His painting India's Homage to the Unknown Warrior in Westminster Abbey, which hung in the Bengal Court of the British Empire Exhibition, Wembley, 1924, was presented to the India Office, as a gift from the artist when the exhibition closed. It is now in the British Library. The scene, after the wedding of the Duke of York in 1923, shows "The four Indian orderly officers of the King, who that year were Sikhs, passed the grave of the Unknown Warrior in the Abbey, and spontaneously paid tribute. ... The orderly officers, the Dean and Chapter, and others in the painting sat for their portraits."

== Faith ==

Salisbury was a Methodist who took his faith seriously and always considered his gifts to be God given. He manifested the Protestant work ethic and the Non-Conformist conscience. He produced much work for the mainstream denominations, in particular Methodism and the Salvation Army. He painted posthumous portraits of historical Methodist figures with perhaps his best known image being that of John Wesley in John Wesley's House in London. Salisbury arranged and paid for the restoration of Wesley's House in 1934 which restoration stood the test of time for sixty years. He lived an alcohol free lifestyle and was firmly in favour of Prohibition in the US. He refused to work on Sundays. Many of his associates including Pierpont Morgan, Lord Wakefield, Will Kellogg and Andrew Mellon were both rich industrialists and Christian philanthropists. He bequeathed Sarum Chase in trust to the British Council of Churches. However, the BCC sold the mansion and auctioned its contents. His range of portraits stretched from Billy Graham, to four Salvation Army Generals, to Pope Pius XII.

== Stained glass ==

But it was stained glass that remained his favourite, though not his most profitable, art form. One of his earliest pieces of stained glass is the east window (depicting Christ, knights and angels) of St. Michael and All Angels Church, Bassett, Southampton.

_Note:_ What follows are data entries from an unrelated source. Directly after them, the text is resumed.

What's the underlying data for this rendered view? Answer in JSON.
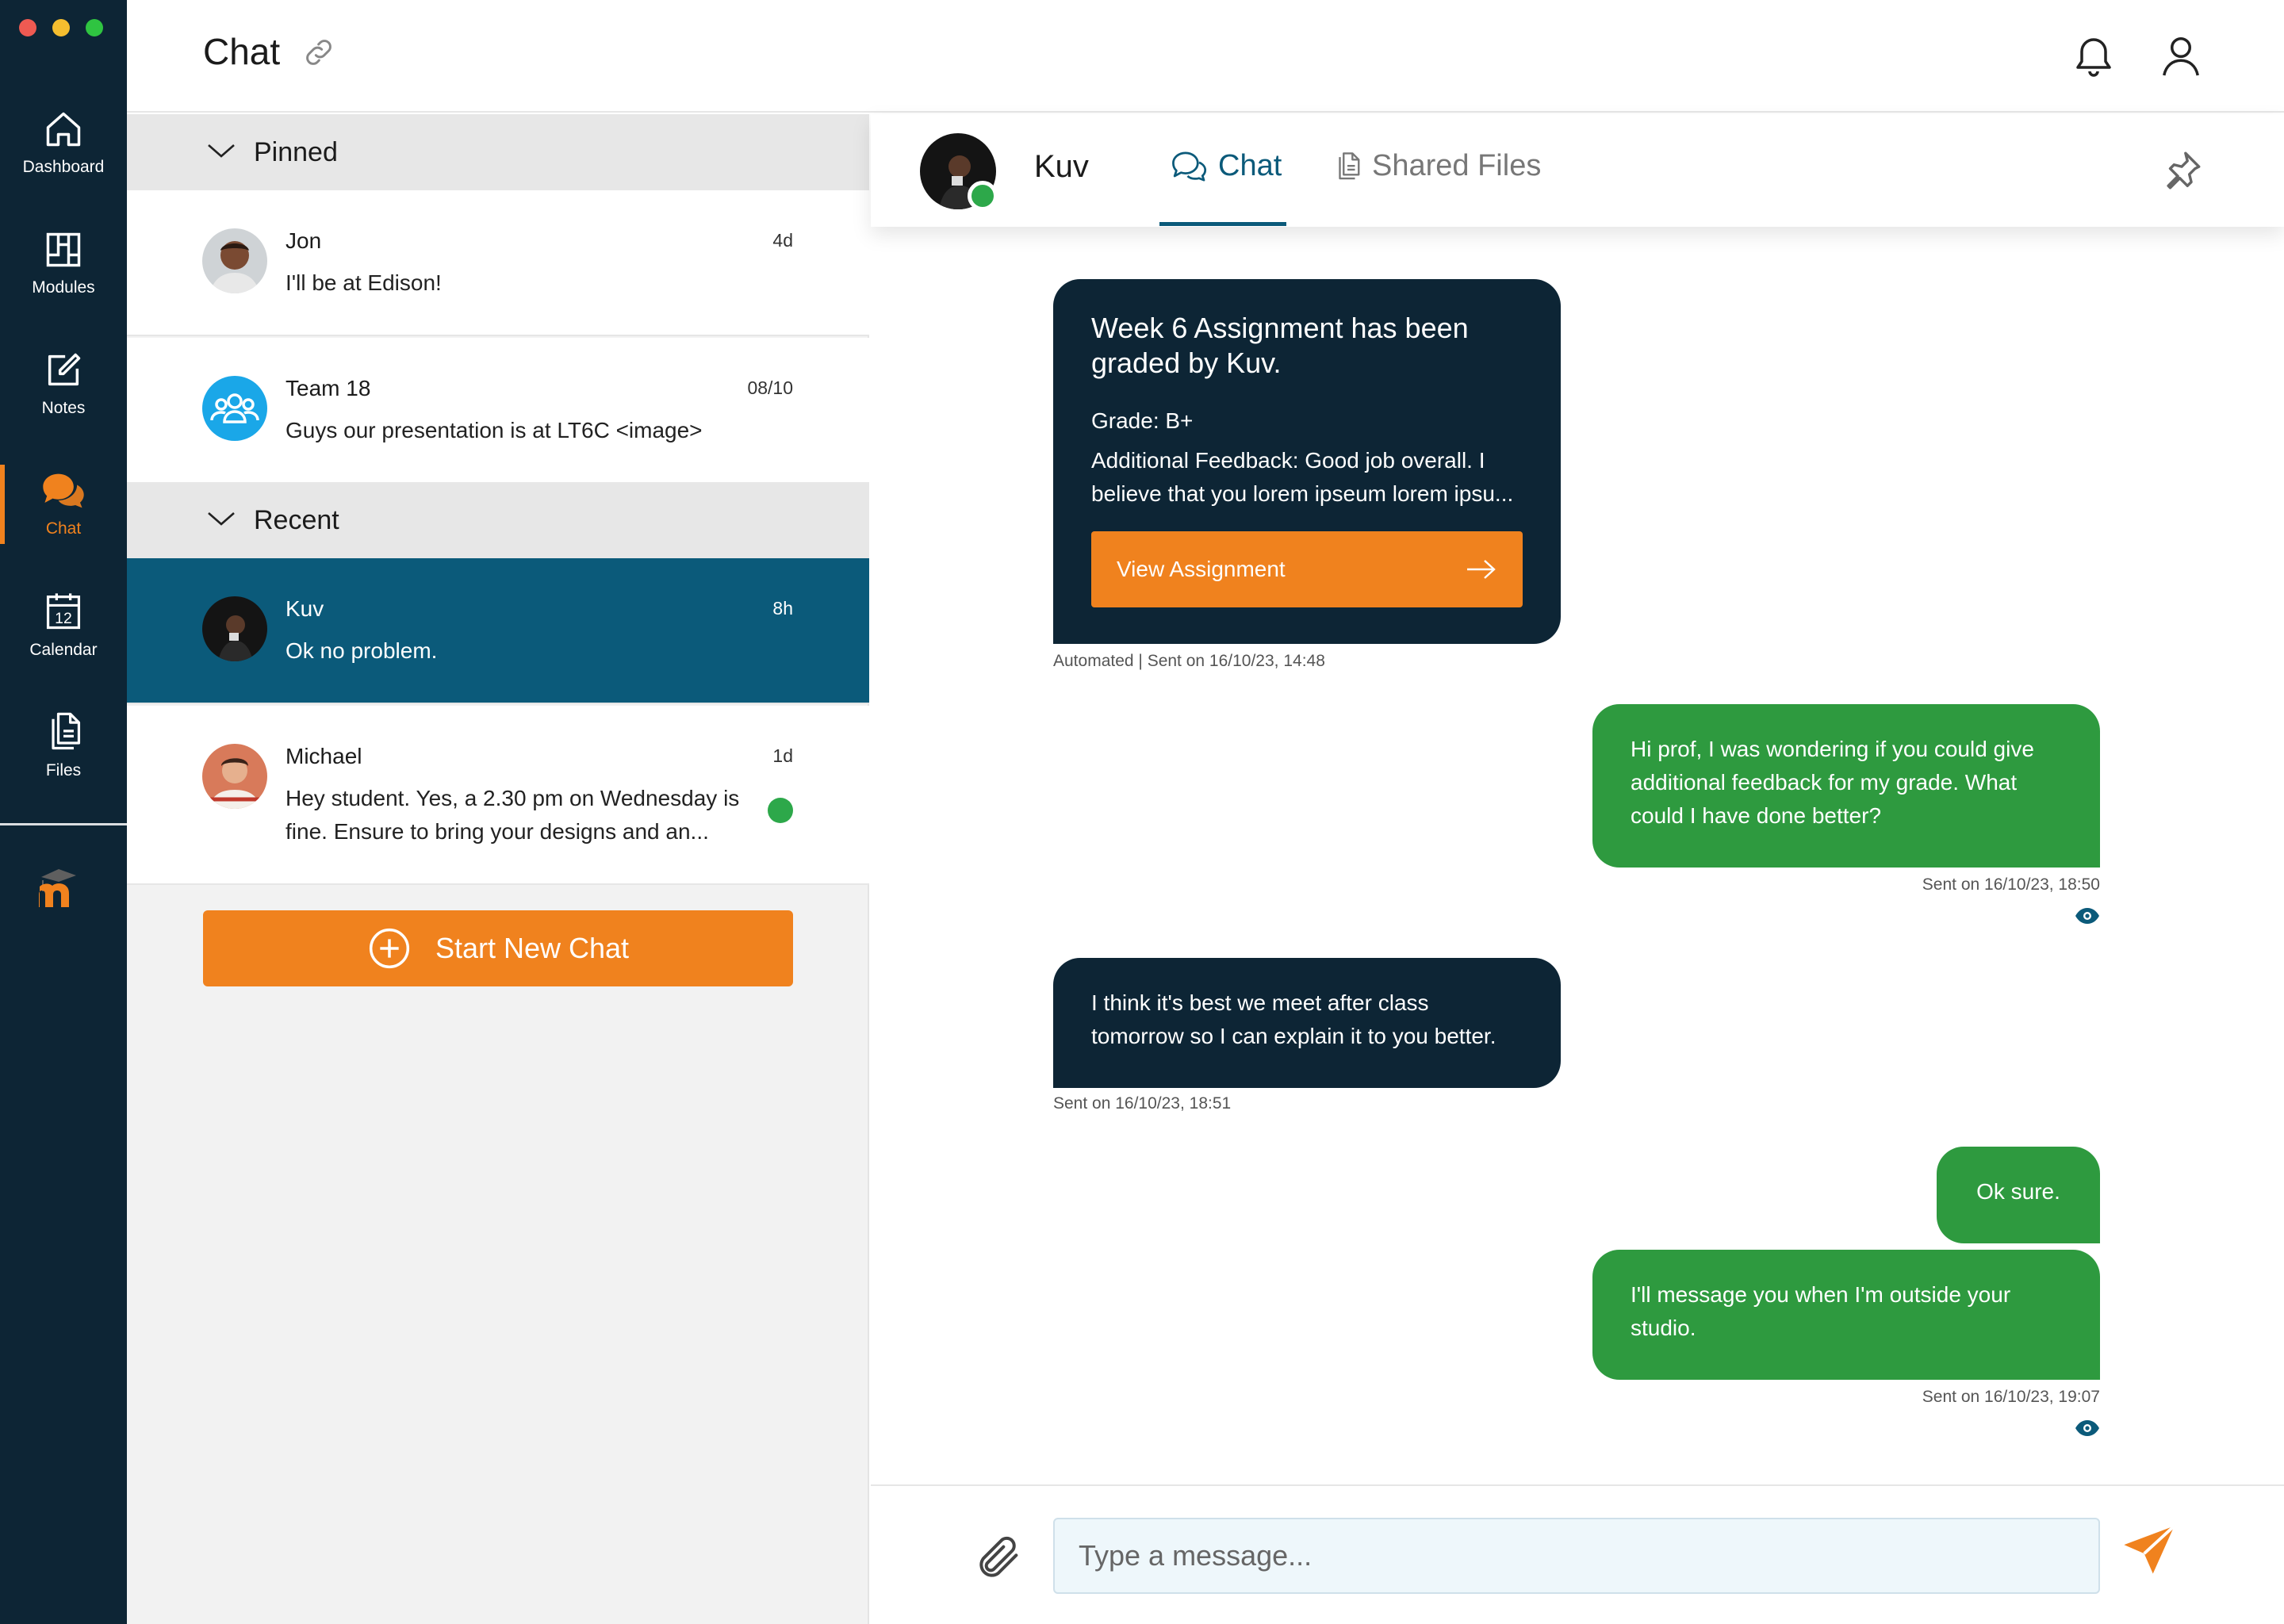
{
  "nav": {
    "items": [
      {
        "label": "Dashboard"
      },
      {
        "label": "Modules"
      },
      {
        "label": "Notes"
      },
      {
        "label": "Chat"
      },
      {
        "label": "Calendar",
        "calendar_day": "12"
      },
      {
        "label": "Files"
      }
    ],
    "active": "Chat"
  },
  "header": {
    "title": "Chat"
  },
  "chat_list": {
    "pinned_label": "Pinned",
    "recent_label": "Recent",
    "pinned": [
      {
        "name": "Jon",
        "time": "4d",
        "preview": "I'll be at Edison!"
      },
      {
        "name": "Team 18",
        "time": "08/10",
        "preview": "Guys our presentation is at LT6C <image>"
      }
    ],
    "recent": [
      {
        "name": "Kuv",
        "time": "8h",
        "preview": "Ok no problem."
      },
      {
        "name": "Michael",
        "time": "1d",
        "preview": "Hey student. Yes, a 2.30 pm on Wednesday is fine. Ensure to bring your designs and an..."
      }
    ],
    "start_button": "Start New Chat"
  },
  "conversation": {
    "contact_name": "Kuv",
    "tabs": [
      {
        "label": "Chat"
      },
      {
        "label": "Shared Files"
      }
    ],
    "messages": [
      {
        "title": "Week 6 Assignment has been graded by Kuv.",
        "grade": "Grade: B+",
        "feedback": "Additional Feedback: Good job overall. I believe that you lorem ipseum lorem ipsu...",
        "button": "View Assignment",
        "meta": "Automated | Sent on 16/10/23, 14:48"
      },
      {
        "text": "Hi prof, I was wondering if you could give additional feedback for my grade. What could I have done better?",
        "meta": "Sent on 16/10/23, 18:50"
      },
      {
        "text": "I think it's best we meet after class tomorrow so I can explain it to you better.",
        "meta": "Sent on 16/10/23, 18:51"
      },
      {
        "text": "Ok sure."
      },
      {
        "text": "I'll message you when I'm outside your studio.",
        "meta": "Sent on 16/10/23, 19:07"
      }
    ],
    "composer_placeholder": "Type a message..."
  },
  "colors": {
    "sidebar": "#0d2535",
    "accent": "#f0821e",
    "selected": "#0b5a7a",
    "sent_bubble": "#2e9a3f",
    "received_bubble": "#0d2535",
    "online": "#2da84a"
  }
}
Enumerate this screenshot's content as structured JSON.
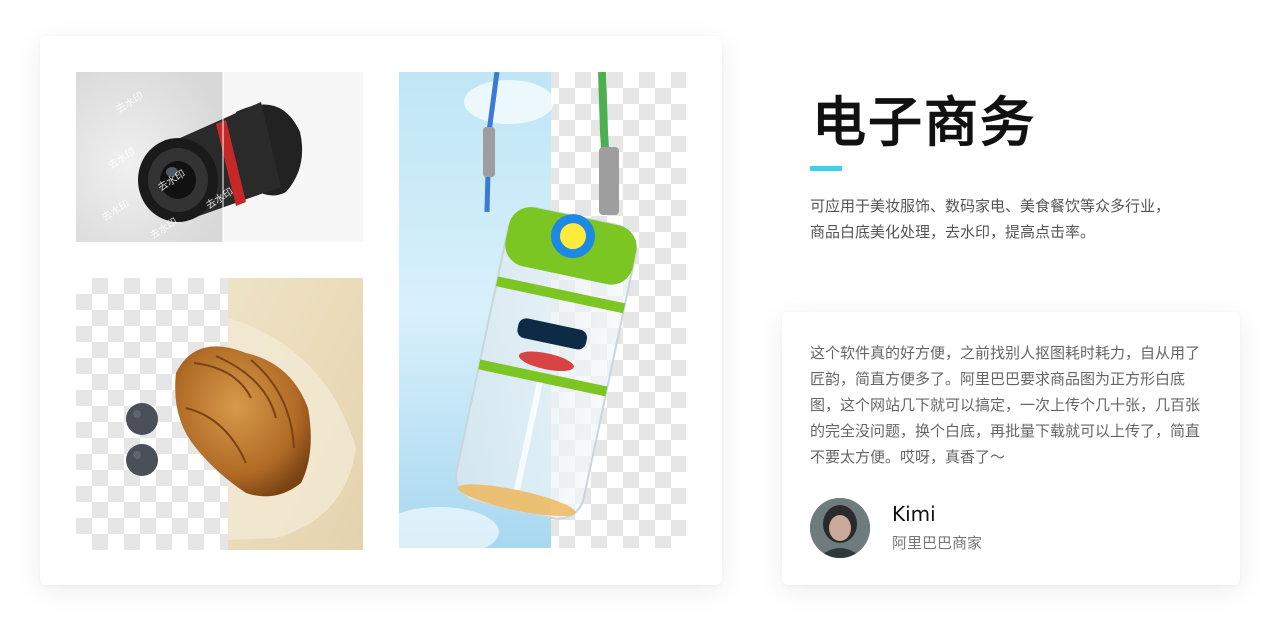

Thirty-four windows have been confirmed as being designed by him with the largest collections being at Wesley's Chapel in London, the former National Children's Home chapel in Harpenden, and the Forest Hill Methodist Church in London. All of his glass was installed in England with three notable exceptions in Medak Cathedral in India. He was elected Master of the Worshipful Company of Glaziers and Painters of Glass in 1933.

== Images ==

The copyright of all of his paintings bar two is held by the Estate of Frank O. Salisbury. Authorised images appear in the books in the listing below. Significant collections of his work are held at the Chicago Historical Society, National Portrait Gallery in London, New York Genealogical and Biographical Society, Royal Air Force Museum in London, Wesley's Chapel in London and the World Methodist Headquarters in North Carolina.

== Other Pictures ==

During World War II, when traveling around the world painting portraits of dignitaries was impractical, as well as dangerous, Frank took to painting pictures of displays of flowers.